Speaking to the Daily Caller, Kevin Kosar, who is a co-founder of the Legislative Branch Working Group said that the Republican party is losing “seasoned chairpersons” who have great experience working with other legislators on both sides of the aisle, know the ins and outs of leading committees and “have great sway over policy-making and oversight of the executive branch.”

Kosar, who was also a former acting research manager of the Congressional Research Service, said that the loss of “many very good legislators” should be “particularly distressing” for the GOP.

“[I]t’s never great to lose people with years of expertise,” Josh Chafetz, a law and politics professor at Georgetown University, told the news outlet.

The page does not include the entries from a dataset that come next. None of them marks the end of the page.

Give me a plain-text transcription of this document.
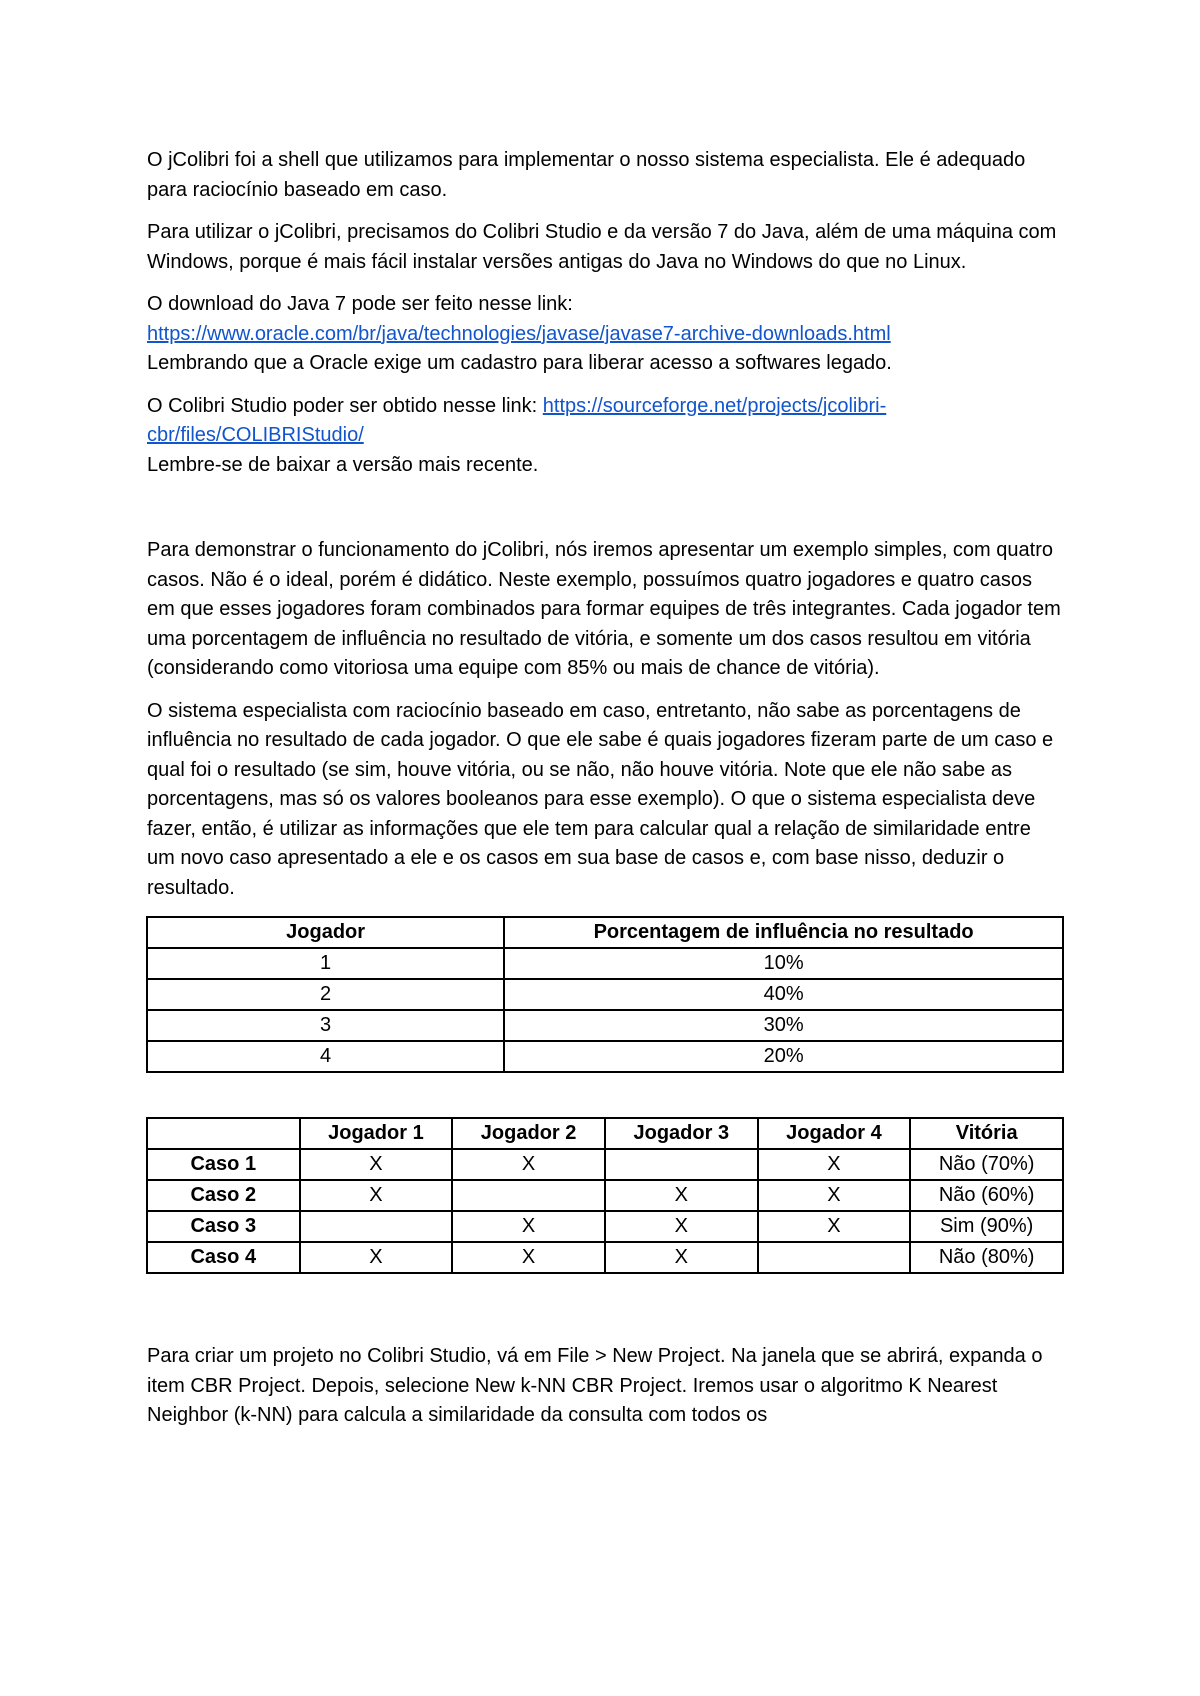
O jColibri foi a shell que utilizamos para implementar o nosso sistema especialista. Ele é adequado para raciocínio baseado em caso.

Para utilizar o jColibri, precisamos do Colibri Studio e da versão 7 do Java, além de uma máquina com Windows, porque é mais fácil instalar versões antigas do Java no Windows do que no Linux.

O download do Java 7 pode ser feito nesse link:
https://www.oracle.com/br/java/technologies/javase/javase7-archive-downloads.html
Lembrando que a Oracle exige um cadastro para liberar acesso a softwares legado.

O Colibri Studio poder ser obtido nesse link: https://sourceforge.net/projects/jcolibri-cbr/files/COLIBRIStudio/
Lembre-se de baixar a versão mais recente.

Para demonstrar o funcionamento do jColibri, nós iremos apresentar um exemplo simples, com quatro casos. Não é o ideal, porém é didático. Neste exemplo, possuímos quatro jogadores e quatro casos em que esses jogadores foram combinados para formar equipes de três integrantes. Cada jogador tem uma porcentagem de influência no resultado de vitória, e somente um dos casos resultou em vitória (considerando como vitoriosa uma equipe com 85% ou mais de chance de vitória).

O sistema especialista com raciocínio baseado em caso, entretanto, não sabe as porcentagens de influência no resultado de cada jogador. O que ele sabe é quais jogadores fizeram parte de um caso e qual foi o resultado (se sim, houve vitória, ou se não, não houve vitória. Note que ele não sabe as porcentagens, mas só os valores booleanos para esse exemplo). O que o sistema especialista deve fazer, então, é utilizar as informações que ele tem para calcular qual a relação de similaridade entre um novo caso apresentado a ele e os casos em sua base de casos e, com base nisso, deduzir o resultado.

Jogador	Porcentagem de influência no resultado
1	10%
2	40%
3	30%
4	20%
	Jogador 1	Jogador 2	Jogador 3	Jogador 4	Vitória
Caso 1	X	X		X	Não (70%)
Caso 2	X		X	X	Não (60%)
Caso 3		X	X	X	Sim (90%)
Caso 4	X	X	X		Não (80%)

Para criar um projeto no Colibri Studio, vá em File > New Project. Na janela que se abrirá, expanda o item CBR Project. Depois, selecione New k-NN CBR Project. Iremos usar o algoritmo K Nearest Neighbor (k-NN) para calcula a similaridade da consulta com todos os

That so many leaders among its ranks have decided to step down is “not a great sign” for the party, Chafetz added, saying that such moves imply that many believe that the Republican party will soon lose its control of the Chamber.

Besides McConnell, a number of Republican committee chairs in Congress are calling it quits—Texas’ Kay Granger, from Appropriations; Washington’s Cathy McMorris Rodgers, from Energy and Commerce; North Carolina’s Patrick McHenry, from Financial Services; and Wisconsin’s Mike Gallagher, who chairs the House Select Committee on Strategic Competition with the Chinese Communist Party. Mark Green, who represents the 7th congressional district of Tennessee and is chairman of the House Homeland Security Committee, has also said that he plans to retire, but is reportedly having second thoughts.

All in all, 21 Republicans have indicated that they will not be running for re-election for their Congressional seats in November. Some have said that they will be retiring, while others have chosen to run for a different position.